Page d’écueil


Blaise Cendrars raconte quelque part qu’il traînait l’hiver dans la Bibliothèque nationale avec le poète Pierre Reverdy, surtout parce que la salle était chauffée. Etrange fétichiste du livre, Cendrars se rappelle le sentiment d’étouffement qu’éprouvait Reverdy devant cet entassement de livres. Sentiment qui lui donnait envie de creuser les rayons avec ses ongles comme une taupe pour trouer le papier vers l’air frais et la lumière. Pour mon compte, j’irais jusqu’à évoquer le dégoût croissant devant les étals des librairies où se vautrent la multitude changeante, et pourtant toujours la même, des volumes faisandés de la vie intellectuelle ou artistique. Surtout, le dégoût d’en avoir été, d’en être encore, et sûrement pas pour la dernière fois, même si c’est en général dans un coin et pas pour très longtemps.

Alors, ajouter un site internet aux millions d’autres, n’est-ce pas pire encore ? Et pour y mettre quoi ? Des textes épuisés, pour ne pas dire exténués ou, au contraire, déjà présents ailleurs… Des textes qui demanderaient encore du travail, ou qui se sont avérés être des ébauches d’autres ébauches. Un site parmi des millions, des textes insérés dans un espace virtuel saturé d’autres textes. Oui, mais c’est quand même plus propre. On n’oblige personne et les pages ne prennent pas la poussière. Et puis ! N’est-ce pas aussi un moyen de faire proliférer le discours contre les règles de sa domestication ? Aux lecteurs de faire le tri, puisque « On » ne le fait pas pour eux.

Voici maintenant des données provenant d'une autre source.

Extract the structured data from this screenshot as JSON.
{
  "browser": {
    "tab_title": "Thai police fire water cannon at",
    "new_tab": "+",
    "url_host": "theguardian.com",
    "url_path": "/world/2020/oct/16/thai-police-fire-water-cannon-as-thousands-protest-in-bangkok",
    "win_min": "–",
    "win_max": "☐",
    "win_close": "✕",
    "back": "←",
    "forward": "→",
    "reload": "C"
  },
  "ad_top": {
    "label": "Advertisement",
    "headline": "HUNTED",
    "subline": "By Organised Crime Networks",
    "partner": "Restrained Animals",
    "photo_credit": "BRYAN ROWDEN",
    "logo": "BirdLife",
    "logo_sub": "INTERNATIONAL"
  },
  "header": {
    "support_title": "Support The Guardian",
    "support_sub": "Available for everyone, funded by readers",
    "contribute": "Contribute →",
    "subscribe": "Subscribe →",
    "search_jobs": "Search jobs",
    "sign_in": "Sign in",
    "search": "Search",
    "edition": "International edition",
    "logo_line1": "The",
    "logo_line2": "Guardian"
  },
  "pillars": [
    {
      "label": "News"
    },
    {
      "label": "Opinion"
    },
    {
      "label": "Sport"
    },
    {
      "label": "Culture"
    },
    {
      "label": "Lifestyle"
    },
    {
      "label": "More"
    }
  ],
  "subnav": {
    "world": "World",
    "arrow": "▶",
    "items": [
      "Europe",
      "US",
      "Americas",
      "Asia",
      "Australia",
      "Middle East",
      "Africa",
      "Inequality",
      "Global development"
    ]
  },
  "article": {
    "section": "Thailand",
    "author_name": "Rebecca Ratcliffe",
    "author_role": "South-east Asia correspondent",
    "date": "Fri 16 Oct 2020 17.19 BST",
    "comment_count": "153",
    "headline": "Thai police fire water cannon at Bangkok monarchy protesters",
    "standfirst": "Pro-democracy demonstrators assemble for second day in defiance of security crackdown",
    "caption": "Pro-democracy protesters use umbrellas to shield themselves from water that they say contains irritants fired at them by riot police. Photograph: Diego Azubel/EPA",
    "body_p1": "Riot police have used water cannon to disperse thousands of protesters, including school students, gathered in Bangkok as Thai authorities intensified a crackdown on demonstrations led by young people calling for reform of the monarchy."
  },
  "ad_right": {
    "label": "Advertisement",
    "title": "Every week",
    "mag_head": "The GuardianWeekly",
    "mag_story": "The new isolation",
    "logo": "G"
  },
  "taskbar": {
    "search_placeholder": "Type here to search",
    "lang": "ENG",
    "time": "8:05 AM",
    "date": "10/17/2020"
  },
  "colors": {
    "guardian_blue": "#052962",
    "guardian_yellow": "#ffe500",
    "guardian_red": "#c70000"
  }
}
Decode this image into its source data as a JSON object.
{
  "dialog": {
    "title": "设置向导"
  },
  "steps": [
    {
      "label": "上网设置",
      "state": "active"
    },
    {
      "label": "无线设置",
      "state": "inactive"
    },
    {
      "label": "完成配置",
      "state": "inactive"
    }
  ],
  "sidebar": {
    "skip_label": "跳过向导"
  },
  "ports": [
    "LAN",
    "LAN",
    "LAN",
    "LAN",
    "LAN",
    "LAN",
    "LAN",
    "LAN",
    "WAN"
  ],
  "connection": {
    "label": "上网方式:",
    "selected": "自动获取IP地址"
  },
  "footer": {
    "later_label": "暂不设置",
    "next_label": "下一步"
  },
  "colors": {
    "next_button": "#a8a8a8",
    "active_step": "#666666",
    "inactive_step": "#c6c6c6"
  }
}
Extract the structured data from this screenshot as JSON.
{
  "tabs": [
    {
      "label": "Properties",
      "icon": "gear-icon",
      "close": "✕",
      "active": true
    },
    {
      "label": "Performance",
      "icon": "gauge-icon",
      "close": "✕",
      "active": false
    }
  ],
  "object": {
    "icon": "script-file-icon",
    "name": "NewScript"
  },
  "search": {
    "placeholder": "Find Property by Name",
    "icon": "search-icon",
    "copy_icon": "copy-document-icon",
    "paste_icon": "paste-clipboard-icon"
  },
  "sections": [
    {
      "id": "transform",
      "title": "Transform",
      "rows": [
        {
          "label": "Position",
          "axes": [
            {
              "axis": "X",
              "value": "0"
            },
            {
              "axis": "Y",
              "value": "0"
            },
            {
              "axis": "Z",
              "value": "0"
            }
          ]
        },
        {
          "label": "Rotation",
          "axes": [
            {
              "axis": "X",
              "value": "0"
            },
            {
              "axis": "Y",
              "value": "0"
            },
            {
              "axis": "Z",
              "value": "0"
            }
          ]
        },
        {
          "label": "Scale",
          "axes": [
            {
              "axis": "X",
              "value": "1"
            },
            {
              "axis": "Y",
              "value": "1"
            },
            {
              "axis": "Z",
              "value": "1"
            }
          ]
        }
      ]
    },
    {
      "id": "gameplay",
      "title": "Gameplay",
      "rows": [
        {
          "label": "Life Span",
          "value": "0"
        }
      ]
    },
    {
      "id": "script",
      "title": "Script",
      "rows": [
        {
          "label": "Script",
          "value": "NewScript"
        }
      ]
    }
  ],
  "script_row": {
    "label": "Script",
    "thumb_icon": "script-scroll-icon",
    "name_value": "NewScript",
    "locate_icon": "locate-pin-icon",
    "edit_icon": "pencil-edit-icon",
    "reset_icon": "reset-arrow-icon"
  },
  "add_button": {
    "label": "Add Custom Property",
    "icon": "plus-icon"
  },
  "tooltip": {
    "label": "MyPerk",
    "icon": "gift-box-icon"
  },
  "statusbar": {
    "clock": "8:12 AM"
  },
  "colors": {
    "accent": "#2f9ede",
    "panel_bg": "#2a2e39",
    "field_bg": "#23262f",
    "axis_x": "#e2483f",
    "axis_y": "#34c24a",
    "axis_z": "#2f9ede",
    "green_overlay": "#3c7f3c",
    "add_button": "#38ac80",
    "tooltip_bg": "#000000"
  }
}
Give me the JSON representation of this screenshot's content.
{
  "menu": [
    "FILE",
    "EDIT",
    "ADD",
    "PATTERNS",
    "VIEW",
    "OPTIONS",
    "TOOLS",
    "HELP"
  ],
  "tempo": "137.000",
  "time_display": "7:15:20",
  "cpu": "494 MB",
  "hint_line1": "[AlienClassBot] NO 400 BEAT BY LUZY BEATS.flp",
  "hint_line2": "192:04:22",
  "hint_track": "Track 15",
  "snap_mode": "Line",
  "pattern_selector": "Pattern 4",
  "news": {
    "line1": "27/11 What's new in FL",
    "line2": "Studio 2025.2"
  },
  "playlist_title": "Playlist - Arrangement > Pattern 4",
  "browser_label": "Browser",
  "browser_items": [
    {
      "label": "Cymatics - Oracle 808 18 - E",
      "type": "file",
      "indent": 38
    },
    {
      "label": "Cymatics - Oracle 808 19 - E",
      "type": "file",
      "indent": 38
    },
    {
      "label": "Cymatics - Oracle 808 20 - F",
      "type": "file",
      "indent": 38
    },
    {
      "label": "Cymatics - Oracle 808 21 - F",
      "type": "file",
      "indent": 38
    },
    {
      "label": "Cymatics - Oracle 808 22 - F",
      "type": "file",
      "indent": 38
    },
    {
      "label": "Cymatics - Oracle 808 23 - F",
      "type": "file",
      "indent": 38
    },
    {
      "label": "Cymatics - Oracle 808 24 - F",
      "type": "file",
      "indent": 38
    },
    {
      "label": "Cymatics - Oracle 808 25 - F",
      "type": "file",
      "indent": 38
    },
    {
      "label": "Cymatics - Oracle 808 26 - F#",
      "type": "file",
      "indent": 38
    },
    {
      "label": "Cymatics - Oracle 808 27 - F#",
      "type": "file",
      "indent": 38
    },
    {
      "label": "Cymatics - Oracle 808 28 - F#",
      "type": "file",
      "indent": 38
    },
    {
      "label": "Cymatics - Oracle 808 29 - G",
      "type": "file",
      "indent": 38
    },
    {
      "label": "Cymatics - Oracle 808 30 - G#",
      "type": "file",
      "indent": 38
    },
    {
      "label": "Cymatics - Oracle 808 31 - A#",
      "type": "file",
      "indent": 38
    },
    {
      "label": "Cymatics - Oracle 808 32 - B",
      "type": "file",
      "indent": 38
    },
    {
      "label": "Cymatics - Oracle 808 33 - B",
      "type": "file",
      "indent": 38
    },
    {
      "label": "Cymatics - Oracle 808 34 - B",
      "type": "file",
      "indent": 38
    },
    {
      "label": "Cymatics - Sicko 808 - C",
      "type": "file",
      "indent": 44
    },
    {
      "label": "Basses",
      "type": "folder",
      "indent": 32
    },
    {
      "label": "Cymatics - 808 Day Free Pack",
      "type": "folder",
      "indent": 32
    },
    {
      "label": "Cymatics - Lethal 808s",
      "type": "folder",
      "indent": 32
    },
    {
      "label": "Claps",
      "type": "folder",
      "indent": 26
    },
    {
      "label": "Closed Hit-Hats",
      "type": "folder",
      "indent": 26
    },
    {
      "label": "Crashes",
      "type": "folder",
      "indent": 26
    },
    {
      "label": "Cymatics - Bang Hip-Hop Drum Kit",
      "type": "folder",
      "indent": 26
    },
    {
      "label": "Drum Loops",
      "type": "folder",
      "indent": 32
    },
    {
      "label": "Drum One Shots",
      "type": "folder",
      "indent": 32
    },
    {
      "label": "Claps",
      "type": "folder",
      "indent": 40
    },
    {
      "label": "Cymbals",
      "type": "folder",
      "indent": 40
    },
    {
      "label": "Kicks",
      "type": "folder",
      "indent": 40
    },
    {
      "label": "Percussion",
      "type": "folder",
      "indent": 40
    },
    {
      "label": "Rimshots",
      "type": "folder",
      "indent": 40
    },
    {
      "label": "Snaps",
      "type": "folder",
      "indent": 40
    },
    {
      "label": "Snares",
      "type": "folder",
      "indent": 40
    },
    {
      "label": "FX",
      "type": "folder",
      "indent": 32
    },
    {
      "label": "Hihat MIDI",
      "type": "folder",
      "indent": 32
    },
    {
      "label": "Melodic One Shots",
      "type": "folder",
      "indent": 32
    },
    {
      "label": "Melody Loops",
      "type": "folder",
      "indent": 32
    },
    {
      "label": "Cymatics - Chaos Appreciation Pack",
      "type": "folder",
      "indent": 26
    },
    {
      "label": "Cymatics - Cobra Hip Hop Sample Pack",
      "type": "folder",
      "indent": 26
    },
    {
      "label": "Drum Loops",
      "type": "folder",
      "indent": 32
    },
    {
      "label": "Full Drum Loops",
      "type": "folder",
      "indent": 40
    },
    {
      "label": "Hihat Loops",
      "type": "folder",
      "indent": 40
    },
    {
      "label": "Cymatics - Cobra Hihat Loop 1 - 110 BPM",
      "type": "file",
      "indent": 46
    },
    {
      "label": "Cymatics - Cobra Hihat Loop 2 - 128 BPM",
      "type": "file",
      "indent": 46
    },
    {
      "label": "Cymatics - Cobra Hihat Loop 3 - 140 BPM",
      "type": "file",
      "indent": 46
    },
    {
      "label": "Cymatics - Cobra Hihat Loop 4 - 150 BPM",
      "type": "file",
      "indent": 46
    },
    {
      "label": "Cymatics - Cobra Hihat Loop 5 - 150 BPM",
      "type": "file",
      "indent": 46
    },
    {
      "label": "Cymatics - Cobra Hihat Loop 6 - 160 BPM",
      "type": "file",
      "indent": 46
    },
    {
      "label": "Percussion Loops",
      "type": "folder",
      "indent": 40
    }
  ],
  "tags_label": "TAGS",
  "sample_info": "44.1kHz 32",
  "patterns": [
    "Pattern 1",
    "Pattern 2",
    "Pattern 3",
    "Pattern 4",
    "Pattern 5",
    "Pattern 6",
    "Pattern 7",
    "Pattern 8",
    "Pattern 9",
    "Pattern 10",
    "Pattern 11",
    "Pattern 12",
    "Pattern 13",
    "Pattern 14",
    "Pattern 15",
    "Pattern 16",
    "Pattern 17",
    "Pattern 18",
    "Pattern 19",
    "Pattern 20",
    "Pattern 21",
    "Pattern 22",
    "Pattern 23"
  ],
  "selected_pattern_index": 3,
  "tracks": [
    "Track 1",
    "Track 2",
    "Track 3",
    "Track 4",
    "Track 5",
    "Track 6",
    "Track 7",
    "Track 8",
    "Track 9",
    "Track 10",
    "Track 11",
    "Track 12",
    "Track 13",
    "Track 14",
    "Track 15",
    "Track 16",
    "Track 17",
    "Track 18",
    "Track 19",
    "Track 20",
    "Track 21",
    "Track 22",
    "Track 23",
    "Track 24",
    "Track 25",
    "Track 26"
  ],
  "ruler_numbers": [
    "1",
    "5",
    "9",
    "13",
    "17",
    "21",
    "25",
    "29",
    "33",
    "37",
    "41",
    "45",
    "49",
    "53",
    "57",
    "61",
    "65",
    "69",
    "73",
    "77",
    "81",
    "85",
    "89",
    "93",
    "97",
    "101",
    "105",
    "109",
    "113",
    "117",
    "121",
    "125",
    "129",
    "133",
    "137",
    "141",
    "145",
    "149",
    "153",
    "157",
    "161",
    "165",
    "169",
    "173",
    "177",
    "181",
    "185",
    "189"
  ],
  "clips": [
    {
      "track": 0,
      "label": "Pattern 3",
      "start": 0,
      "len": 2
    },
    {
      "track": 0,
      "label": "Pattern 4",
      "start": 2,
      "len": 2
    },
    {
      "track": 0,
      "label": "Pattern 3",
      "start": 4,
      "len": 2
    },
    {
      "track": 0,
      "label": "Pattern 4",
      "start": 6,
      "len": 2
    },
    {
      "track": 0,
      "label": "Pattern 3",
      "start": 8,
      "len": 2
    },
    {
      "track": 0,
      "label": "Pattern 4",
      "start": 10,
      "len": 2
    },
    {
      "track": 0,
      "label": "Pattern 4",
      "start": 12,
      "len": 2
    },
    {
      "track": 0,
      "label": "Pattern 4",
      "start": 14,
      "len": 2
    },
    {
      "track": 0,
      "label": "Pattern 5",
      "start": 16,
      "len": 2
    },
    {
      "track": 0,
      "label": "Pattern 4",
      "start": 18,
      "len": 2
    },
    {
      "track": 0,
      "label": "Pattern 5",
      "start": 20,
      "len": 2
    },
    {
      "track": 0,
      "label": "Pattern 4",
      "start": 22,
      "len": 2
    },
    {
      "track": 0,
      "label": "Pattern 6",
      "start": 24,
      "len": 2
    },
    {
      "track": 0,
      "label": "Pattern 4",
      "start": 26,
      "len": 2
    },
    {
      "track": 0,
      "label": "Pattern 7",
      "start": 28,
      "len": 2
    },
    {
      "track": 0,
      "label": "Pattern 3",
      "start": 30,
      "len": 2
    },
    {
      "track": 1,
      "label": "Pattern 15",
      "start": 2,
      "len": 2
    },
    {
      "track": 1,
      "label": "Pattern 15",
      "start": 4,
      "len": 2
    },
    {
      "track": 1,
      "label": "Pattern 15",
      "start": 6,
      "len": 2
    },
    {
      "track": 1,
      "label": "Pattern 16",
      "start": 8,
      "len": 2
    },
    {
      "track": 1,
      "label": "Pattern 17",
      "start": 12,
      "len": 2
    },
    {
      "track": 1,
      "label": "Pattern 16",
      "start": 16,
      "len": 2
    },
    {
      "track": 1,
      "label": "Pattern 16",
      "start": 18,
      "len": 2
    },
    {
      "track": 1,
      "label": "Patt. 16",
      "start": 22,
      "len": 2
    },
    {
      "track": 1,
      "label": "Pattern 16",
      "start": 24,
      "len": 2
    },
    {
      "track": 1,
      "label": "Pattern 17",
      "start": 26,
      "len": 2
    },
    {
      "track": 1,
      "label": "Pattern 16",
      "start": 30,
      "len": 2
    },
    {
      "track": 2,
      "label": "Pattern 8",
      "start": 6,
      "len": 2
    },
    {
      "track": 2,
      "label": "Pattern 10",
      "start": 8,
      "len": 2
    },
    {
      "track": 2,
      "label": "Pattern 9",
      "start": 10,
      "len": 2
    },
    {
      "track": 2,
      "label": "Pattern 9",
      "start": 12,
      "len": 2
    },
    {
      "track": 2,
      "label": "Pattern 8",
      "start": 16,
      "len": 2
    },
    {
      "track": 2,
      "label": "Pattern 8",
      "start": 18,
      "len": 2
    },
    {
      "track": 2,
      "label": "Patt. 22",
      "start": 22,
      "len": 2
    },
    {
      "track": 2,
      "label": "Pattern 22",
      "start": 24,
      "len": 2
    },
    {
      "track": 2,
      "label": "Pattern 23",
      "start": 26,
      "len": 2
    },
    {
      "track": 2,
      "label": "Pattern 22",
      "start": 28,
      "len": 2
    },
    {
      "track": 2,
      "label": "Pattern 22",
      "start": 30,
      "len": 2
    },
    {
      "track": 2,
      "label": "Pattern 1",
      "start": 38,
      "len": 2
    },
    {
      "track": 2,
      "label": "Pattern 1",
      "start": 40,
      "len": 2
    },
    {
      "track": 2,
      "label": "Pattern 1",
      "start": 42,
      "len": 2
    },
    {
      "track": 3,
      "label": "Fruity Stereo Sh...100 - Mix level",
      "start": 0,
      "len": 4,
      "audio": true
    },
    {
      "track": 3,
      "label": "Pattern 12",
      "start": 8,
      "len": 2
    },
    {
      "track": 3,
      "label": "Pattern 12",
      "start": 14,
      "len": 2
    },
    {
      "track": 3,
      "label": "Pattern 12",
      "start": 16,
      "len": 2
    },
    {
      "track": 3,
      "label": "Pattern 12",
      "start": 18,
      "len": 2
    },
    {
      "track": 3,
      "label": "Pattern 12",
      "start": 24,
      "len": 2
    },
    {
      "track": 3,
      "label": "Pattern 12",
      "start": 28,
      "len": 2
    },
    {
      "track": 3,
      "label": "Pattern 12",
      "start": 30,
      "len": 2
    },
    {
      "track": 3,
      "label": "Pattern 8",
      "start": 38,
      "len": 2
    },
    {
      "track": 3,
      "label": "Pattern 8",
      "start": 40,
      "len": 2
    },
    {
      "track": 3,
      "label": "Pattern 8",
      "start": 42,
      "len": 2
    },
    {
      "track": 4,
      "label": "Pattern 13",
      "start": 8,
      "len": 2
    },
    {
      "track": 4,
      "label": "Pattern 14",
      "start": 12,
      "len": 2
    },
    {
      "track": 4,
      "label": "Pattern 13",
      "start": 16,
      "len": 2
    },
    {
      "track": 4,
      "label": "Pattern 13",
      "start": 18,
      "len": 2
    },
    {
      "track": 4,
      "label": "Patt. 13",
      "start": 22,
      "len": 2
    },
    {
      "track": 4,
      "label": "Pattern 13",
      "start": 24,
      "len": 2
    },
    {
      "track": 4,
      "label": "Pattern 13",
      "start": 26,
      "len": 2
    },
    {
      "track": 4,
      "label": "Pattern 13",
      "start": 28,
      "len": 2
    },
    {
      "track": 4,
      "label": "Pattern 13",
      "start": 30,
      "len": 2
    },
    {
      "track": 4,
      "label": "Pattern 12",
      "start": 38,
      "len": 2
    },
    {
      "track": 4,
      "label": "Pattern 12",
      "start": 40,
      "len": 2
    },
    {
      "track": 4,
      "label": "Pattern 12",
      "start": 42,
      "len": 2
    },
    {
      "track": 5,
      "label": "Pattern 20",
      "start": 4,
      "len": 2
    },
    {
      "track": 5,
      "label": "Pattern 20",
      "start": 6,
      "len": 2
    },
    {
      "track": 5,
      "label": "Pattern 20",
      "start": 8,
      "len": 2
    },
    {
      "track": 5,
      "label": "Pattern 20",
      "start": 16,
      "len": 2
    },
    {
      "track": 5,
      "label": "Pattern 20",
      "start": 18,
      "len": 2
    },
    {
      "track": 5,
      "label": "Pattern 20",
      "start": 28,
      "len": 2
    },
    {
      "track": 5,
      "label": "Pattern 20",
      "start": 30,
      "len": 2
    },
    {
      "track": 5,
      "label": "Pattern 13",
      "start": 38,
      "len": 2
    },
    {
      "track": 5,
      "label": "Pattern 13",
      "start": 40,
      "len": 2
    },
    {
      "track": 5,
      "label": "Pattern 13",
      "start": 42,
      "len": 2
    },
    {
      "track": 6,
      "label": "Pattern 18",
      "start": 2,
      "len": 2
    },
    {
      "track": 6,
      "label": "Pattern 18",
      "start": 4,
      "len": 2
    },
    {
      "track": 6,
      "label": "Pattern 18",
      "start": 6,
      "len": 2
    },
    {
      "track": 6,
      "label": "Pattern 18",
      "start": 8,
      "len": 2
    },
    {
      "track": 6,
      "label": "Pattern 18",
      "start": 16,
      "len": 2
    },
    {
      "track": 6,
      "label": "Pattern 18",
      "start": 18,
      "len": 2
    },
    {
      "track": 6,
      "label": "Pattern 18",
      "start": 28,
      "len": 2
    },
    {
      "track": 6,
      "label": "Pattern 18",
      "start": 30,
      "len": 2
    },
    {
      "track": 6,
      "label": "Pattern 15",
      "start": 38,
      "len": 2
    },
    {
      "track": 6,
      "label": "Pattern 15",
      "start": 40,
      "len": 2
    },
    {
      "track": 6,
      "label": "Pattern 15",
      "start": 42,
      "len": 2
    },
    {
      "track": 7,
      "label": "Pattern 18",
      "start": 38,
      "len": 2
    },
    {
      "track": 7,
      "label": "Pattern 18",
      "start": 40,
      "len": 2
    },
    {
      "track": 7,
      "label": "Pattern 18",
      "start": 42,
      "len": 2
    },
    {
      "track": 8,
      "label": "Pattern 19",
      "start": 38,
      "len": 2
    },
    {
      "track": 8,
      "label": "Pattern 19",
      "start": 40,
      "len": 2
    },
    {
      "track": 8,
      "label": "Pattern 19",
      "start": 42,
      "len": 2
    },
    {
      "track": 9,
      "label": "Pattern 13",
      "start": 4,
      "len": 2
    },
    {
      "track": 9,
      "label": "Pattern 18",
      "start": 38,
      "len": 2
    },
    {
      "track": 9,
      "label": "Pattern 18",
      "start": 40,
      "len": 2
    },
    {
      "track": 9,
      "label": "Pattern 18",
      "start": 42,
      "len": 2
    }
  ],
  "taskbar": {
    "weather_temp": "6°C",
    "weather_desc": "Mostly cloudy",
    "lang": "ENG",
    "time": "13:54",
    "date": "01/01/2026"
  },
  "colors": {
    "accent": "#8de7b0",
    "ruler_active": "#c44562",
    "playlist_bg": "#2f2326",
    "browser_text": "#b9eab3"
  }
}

C’est aussi que l’écriture est l’exercice indispensable d’une pratique philosophique qui ne peut pas se contenter du silence de quelque retraite ou de la discussion éphémère. La philosophie comme pratique de transformation de soi, et pas comme simple érudition, suppose de s’affronter à la production matérielle du texte, et il faut des lecteurs, au moins possibles, pour produire cette matérialité.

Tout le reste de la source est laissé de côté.